Friday, January 25, 2013

Review of Stella Gibbons' "Cold Comfort Farm"



[The above video is mostly a reading of the text below, with an occasional aside thrown in for good measure as they strike me as relevant.  I welcome questions, comments, or concerns about the material contained in this video.]


This book is hilarious. More than once I made a fool of myself while reading it in front of other people, bursting out in spontaneous laughter when I got to a particular passage. It is pure parody. But of course, it helps to know what is being parodied: the object of derision here is the rustic, rural life portrayed in countless novels by D. H. Lawrence, Thomas Hardy, and Mary Webb. But even if you’re not familiar with the dark, brooding nature of some of these characters, I think the book remains funny because it has aged very well. 

The book begins with the death of the Flora Poste’s parents, and her relatively blasé reaction. Unaffected though she is, she finds that her parents have left no money to support her, and she simply cannot bring herself to work for a living. Instead, she decides to impose upon her cousins, the Starkadders at Cold Comfort Farm with only the aid of a favorite book, “The Higher Common Sense.” This is when the fun begins. 

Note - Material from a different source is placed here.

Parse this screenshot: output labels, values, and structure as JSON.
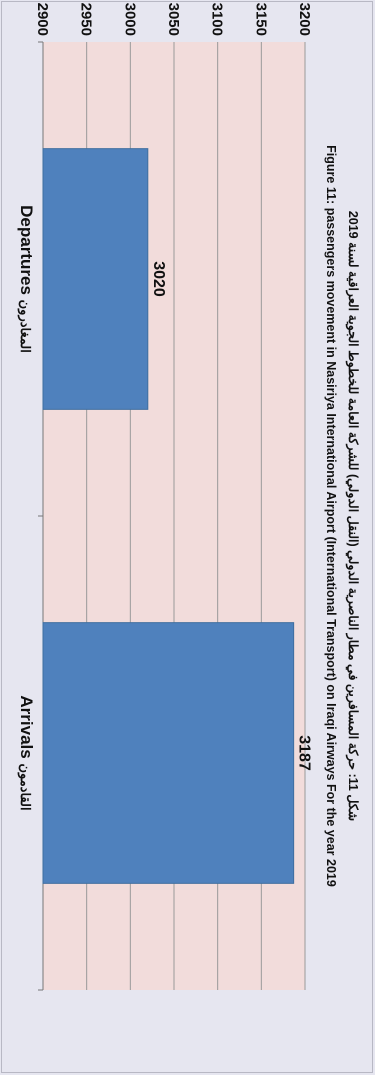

On arriving at Cold Comfort Farm, she finds a host of backward, absurd rubes with names like Urk, Elfine, and Amos. (On the farm, there are four cows named Graceless, Aimless, Feckless, and Pointless.) Presiding over the whole clan is the loony, elderly matriarch Aunt Adam Doom, who at one point repeatedly declares that she “saw something nasty in the woodshed.” But none of this manages to perturb Flora, whose Englishness seems to foreordain a neat, tidy plan for everyone involved. She rescues Elfine from a freewheeling “loam and lovechild” life of writing poetry, and marries her off to a local man by the name of Richard Hawk-Monitor. She sets up Mr. Mybug, an officious hack-scholar who is working on a book supposedly demonstrating that the works of the Bronte sisters are really the product of their brother Branwell, with a girl named Rennett. Perhaps her biggest accomplishment is convincing Aunt Adam Doom to leave Cold Comfort Farm to finally leave the room she has confined herself to for twenty years to spend some time in Paris.

This novel is wonderful lightness, but that should not be confused with being light: it is so wonderfully crafted, full of such deft sharpness and acerbic wit that it is difficult to write off as simply a parlor game satire. The narrative voice is memorably tart and sardonic, but not overweening. Whenever you think that Flora will trip up in one of her plans, you find that she is already three steps ahead of you: in fact, she already has you, the reader, figured out. The silly, unbelievable characters do prevent Flora from having a Big Problem to solve, but I always appreciated her ability to compartmentalize, rationalize, and order what she conceived to be a very disorderly universe. It struck me as a very English theme. And you’ll probably walk away from the novel smirking at yourself if you’ve ever admitted that you admired a novel by Thomas Hardy or D. H. Lawrence.